For one, if you are either using Linkedin or emailing regularly, you run a high risk of the contact ‘opting out’ of future communication. Once they have done this, you have lost a target forever under the GDPR regulations, before you have even had any engagement with them. This should give digital marketers food for thought, although all too often it doesn’t.
This, in a way, is surprising. It’s always been axiomatic in marketing that the key component of success is building the right list of prospects. Crudely, a great campaign sent to a weak database will fail. A less-than-polished campaign sent to the right target list is far more likely to succeed. If you can achieve both, you’ve cracked it.
This is where telemarketing comes in. Telemarketing allows companies to approach their target job profiles to discuss a solution, identify interest, allow us to qualify and only then gain the agreement for further information to be emailed. The italicised words are important; collectively, they imply interaction. An unrequested marketing e-mail is spam. An e-mail following up a conversation is information. Not only are mailing a pre-qualified prospect but in the process, you’re also protecting your investment in your database.

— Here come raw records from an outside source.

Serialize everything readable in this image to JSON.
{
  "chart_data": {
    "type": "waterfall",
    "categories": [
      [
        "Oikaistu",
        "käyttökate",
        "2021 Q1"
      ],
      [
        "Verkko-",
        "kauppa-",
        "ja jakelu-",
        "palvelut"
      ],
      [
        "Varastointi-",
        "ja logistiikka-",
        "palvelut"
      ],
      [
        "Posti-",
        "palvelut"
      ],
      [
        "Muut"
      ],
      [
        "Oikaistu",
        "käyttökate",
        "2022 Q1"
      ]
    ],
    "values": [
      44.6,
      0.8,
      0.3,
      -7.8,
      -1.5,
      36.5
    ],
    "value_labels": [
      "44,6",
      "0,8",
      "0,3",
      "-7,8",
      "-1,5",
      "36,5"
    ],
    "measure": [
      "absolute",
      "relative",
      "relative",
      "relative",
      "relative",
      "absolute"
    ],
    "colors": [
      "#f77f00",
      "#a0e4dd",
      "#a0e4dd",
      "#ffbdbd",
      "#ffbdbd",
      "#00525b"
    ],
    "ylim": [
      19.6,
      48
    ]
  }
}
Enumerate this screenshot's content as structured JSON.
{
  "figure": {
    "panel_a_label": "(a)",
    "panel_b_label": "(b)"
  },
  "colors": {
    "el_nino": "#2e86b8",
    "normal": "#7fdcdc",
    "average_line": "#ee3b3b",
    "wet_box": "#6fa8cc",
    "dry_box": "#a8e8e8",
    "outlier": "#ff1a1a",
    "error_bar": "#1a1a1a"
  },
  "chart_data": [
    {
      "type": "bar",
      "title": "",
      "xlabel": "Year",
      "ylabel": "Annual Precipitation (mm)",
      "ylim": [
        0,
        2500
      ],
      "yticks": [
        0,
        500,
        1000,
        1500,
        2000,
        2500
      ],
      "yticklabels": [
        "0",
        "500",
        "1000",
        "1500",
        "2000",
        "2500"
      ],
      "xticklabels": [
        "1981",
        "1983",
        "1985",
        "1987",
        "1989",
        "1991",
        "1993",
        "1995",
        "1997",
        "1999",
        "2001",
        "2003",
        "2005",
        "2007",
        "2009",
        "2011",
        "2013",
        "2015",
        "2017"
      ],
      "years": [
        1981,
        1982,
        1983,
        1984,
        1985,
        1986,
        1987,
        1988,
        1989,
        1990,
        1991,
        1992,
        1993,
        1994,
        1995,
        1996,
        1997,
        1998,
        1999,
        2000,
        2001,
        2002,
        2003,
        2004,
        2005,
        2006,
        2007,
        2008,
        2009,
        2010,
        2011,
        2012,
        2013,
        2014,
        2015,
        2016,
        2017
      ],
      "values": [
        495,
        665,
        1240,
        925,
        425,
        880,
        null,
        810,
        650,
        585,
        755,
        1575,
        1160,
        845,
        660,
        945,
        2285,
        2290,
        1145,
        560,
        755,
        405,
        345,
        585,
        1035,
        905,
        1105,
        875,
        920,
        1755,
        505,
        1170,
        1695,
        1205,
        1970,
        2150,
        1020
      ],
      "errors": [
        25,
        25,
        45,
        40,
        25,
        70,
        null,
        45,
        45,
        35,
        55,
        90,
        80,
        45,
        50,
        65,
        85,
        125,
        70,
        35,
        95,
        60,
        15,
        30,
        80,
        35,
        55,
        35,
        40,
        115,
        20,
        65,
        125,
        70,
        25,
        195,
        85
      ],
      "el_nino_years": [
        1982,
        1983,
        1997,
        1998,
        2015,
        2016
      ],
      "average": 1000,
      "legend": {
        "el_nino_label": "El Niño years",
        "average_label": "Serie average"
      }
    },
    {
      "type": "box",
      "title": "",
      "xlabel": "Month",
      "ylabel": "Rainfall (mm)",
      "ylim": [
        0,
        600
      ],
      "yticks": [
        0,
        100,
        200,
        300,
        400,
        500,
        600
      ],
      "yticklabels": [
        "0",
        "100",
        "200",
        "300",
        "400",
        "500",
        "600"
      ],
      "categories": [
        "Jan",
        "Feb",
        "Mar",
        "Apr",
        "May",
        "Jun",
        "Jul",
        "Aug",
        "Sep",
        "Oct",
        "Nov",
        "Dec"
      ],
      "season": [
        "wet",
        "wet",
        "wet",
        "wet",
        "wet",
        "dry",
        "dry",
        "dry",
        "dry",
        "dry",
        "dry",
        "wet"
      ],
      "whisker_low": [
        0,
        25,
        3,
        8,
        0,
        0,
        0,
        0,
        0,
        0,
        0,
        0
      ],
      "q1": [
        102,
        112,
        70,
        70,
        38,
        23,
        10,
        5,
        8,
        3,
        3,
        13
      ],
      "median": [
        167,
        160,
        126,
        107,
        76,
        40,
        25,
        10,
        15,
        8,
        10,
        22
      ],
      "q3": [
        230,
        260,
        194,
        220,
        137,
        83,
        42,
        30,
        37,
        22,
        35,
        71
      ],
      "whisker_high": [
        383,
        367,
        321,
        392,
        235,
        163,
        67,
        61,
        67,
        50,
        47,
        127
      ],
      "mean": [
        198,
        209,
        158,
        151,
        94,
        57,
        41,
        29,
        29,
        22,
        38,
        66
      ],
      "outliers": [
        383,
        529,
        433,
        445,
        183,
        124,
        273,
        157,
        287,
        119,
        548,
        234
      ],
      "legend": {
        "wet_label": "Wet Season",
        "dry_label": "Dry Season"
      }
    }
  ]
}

There’s more to gain than just that. Telemarketing also makes it easier to discover who else in a target organisation would be appropriate contacts for your solution, hence allowing you to not only maintain but also expand your database with additional qualified prospects. And because there is at least minimal engagement with that contact, they are far less likely to unsubscribe to subsequent approaches meaning that as an organisation, you can contact them in the future. Better traction into an account and better qualified qualification are critical components of marketing success.
Since the introduction of GDPR, within the first year of eCS contacting, by phone, thousands of contacts for different clients and campaigns, we have had only 2 contacts asking us to unsubscribe from being further contacted by our client. This is extraordinarily low compared to returns from digital marketing.
All of this is not to compare digital marketing to telemarketing but it is to suggest that a failure to spread marketing investment across multiple sources or to believe that digital-only marketing is a low-cost panacea are wrong. Most marketing jigsaw puzzles are incomplete without both digital and telemarketing components.